Von Beginn an stürmte Frankfurt in das gegnerische Drittel und fand dort aber nicht den Abschluss zum Tor. In der 7. Minute musste der Schlussmann Jascha Strobel das erste Mal hinter sich greifen. Nur zwei Minuten später gelang es abermals nicht die Scheibe aus dem eigenen Drittel herauszubringen und Nauheim konnte mit 2:0 in Führung gehen. Doch die Löwen ließen die Köpfe nicht hängen, sondern kämpften weiter um jeden Scheibengewinn. Das Solo von Niko Lehtonen sollte noch nicht zu einem Tor führen, aber in der 11. Spielminute packte sich Frederik Stehl ein Herz und schoss den verdienten Anschlusstreffer und lies direkt 2 Minuten später den Ausgleich folgen, nach dem Zuspiel seines Bruders Benjamin Stehl. Beide Seiten wollten nun den nächsten Treffer auf ihrer Seite verbuchen und wieder war es Bad Nauheim, die durch einen Abpraller mit 3:2 in Führung gingen. Ein Überzahlspiel der Löwen drei Minuten vor Ende des Drittels konnte dann nicht zum Ausgleich führen.

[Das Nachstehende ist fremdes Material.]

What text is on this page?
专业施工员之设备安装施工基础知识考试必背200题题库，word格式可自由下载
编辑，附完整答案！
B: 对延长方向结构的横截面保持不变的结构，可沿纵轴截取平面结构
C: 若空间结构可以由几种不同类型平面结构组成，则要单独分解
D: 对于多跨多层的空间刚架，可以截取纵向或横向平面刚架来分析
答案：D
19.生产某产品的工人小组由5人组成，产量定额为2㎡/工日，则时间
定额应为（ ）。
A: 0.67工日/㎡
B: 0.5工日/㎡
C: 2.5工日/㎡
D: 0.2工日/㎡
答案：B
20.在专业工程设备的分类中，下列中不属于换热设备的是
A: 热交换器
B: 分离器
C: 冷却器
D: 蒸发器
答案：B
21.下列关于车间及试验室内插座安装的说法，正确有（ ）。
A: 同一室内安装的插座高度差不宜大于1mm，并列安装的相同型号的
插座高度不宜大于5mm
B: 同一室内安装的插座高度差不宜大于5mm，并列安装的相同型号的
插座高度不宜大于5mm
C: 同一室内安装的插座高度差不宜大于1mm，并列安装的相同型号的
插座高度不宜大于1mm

Direkt nach Beginn des zweiten Drittels konnte Benjamin Stehl für die Frankfurter zum 3:3 ausgleichen. Im Anschluss daran mussten die Frankfurter alle Kräfte aufbringen, um zweimal in Unterzahl gegen die Nauheimer zu bestehen. In der 34. Minuten gingen dann wieder einmal die Hausherren mit 4:3 in Führung. Doch Frankfurt kämpfte weiter und so war es Niko Lehtonen der kurz darauf mit einem Schuss aufs Nauheimer Tor zwar nicht selbst den Ausgleich zum 4:4 erzielen konnte, aber Justus Glatzel nutzte den Abpraller des Nauheimer Schlussmanns Niels Flemming zu seinem ersten DNL2-Tor. Wieder musste Frankfurt eine Strafzeit überstehen und bis zur Drittelpause ging es auf beiden Seiten hin und her, wobei Frankfurt viele Chancen liegen ließ und sich somit nicht für den enormen Aufwand belohnte. Im Gegensatz zu Nauheim, die sich mit wenigen Chancen mit dem 5:4 zur Pause belohnten.

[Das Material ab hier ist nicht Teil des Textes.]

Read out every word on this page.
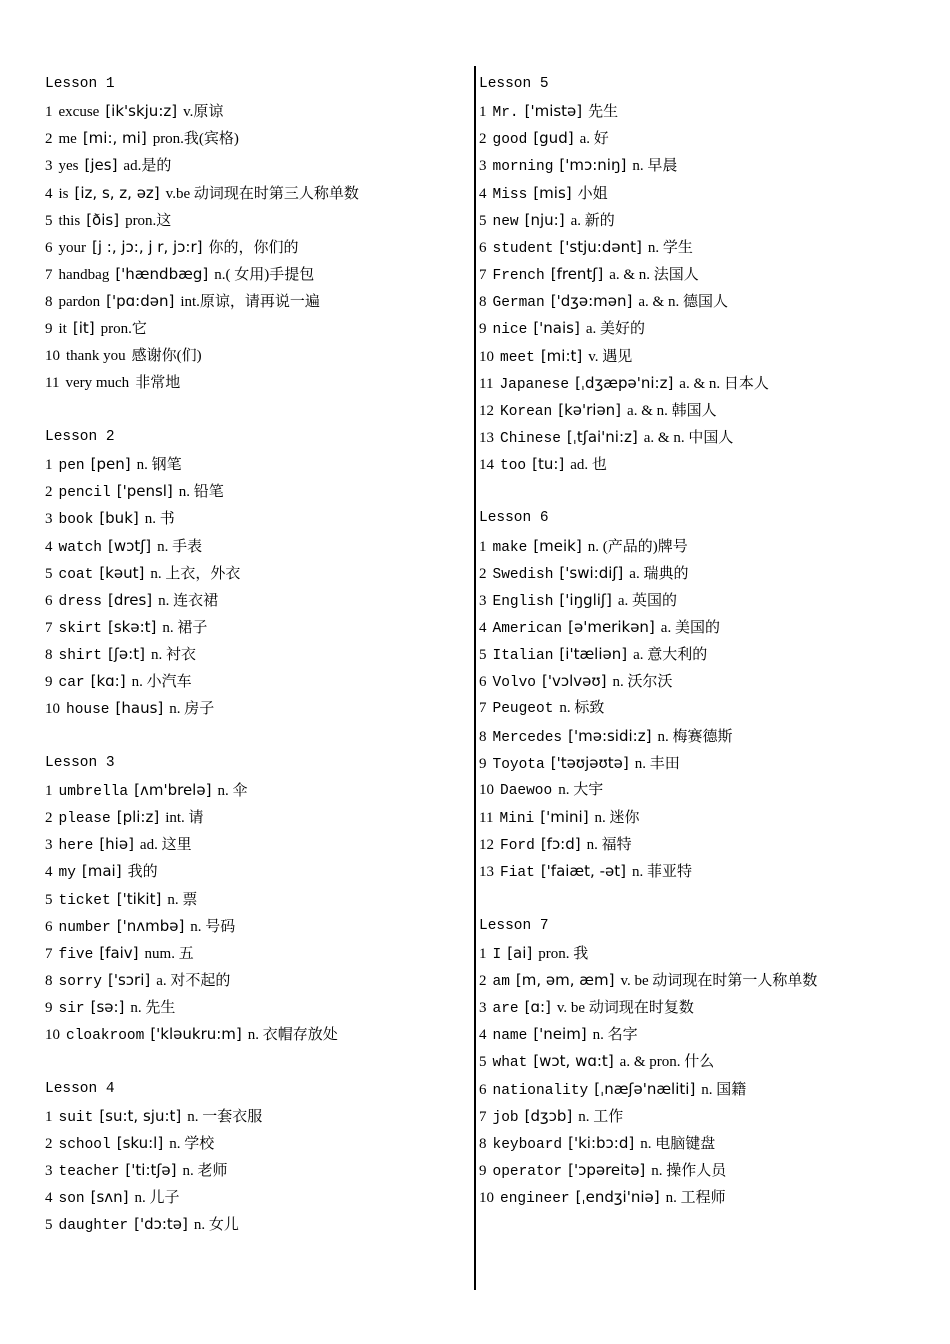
Lesson 1
1 excuse [ik'skju:z] v.原谅
2 me [mi:, mi] pron.我(宾格)
3 yes [jes] ad.是的
4 is [iz, s, z, əz] v.be 动词现在时第三人称单数
5 this [ðis] pron.这
6 your [j :, jɔ:, j r, jɔ:r] 你的，你们的
7 handbag ['hændbæg] n.( 女用)手提包
8 pardon ['pɑ:dən] int.原谅，请再说一遍
9 it [it] pron.它
10 thank you 感谢你(们)
11 very much 非常地
Lesson 2
1 pen [pen] n. 钢笔
2 pencil ['pensl] n. 铅笔
3 book [buk] n. 书
4 watch [wɔtʃ] n. 手表
5 coat [kəut] n. 上衣，外衣
6 dress [dres] n. 连衣裙
7 skirt [skə:t] n. 裙子
8 shirt [ʃə:t] n. 衬衣
9 car [kɑ:] n. 小汽车
10 house [haus] n. 房子
Lesson 3
1 umbrella [ʌm'brelə] n. 伞
2 please [pli:z] int. 请
3 here [hiə] ad. 这里
4 my [mai] 我的
5 ticket ['tikit] n. 票
6 number ['nʌmbə] n. 号码
7 five [faiv] num. 五
8 sorry ['sɔri] a. 对不起的
9 sir [sə:] n. 先生
10 cloakroom ['kləukru:m] n. 衣帽存放处
Lesson 4
1 suit [su:t, sju:t] n. 一套衣服
2 school [sku:l] n. 学校
3 teacher ['ti:tʃə] n. 老师
4 son [sʌn] n. 儿子
5 daughter ['dɔ:tə] n. 女儿
Lesson 5
1 Mr. ['mistə] 先生
2 good [gud] a. 好
3 morning ['mɔ:niŋ] n. 早晨
4 Miss [mis] 小姐
5 new [nju:] a. 新的
6 student ['stju:dənt] n. 学生
7 French [frentʃ] a. & n. 法国人
8 German ['dʒə:mən] a. & n. 德国人
9 nice ['nais] a. 美好的
10 meet [mi:t] v. 遇见
11 Japanese [ˌdʒæpə'ni:z] a. & n. 日本人
12 Korean [kə'riən] a. & n. 韩国人
13 Chinese [ˌtʃai'ni:z] a. & n. 中国人
14 too [tu:] ad. 也
Lesson 6
1 make [meik] n. (产品的)牌号
2 Swedish ['swi:diʃ] a. 瑞典的
3 English ['iŋgliʃ] a. 英国的
4 American [ə'merikən] a. 美国的
5 Italian [i'tæliən] a. 意大利的
6 Volvo ['vɔlvəʊ] n. 沃尔沃
7 Peugeot n. 标致
8 Mercedes ['mə:sidi:z] n. 梅赛德斯
9 Toyota ['təʊjəʊtə] n. 丰田
10 Daewoo n. 大宇
11 Mini ['mini] n. 迷你
12 Ford [fɔ:d] n. 福特
13 Fiat ['faiæt, -ət] n. 菲亚特
Lesson 7
1 I [ai] pron. 我
2 am [m, əm, æm] v. be 动词现在时第一人称单数
3 are [ɑ:] v. be 动词现在时复数
4 name ['neim] n. 名字
5 what [wɔt, wɑ:t] a. & pron. 什么
6 nationality [ˌnæʃə'næliti] n. 国籍
7 job [dʒɔb] n. 工作
8 keyboard ['ki:bɔ:d] n. 电脑键盘
9 operator ['ɔpəreitə] n. 操作人员
10 engineer [ˌendʒi'niə] n. 工程师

Im letzten Spieldrittel konnte Frankfurt wiedermal eine Überzahlsituation nicht zum Ausgleich nutzen, aber in der 47. Minute war es David Kindereit der das Tor zum 5:5 erzielen konnte.
Nach 60 Minuten hieß es 5:5 und erst das Penaltyschießen brachte den Sonderpunkt für Bad Nauheim. Frankfurt konnte nach nur einem verwandelten Penalty nur einen Punkt mit nach Frankfurt nehmen.
Fazit aus dem Spiel:

Großartige Mannschaftsleistung, es wurde nie aufgegeben und sich immer wieder zurück gekämpft. Jetzt heißt es ausruhen und morgen auf eigenem Eis die Chancen gegen Chemnitz zu nutzen.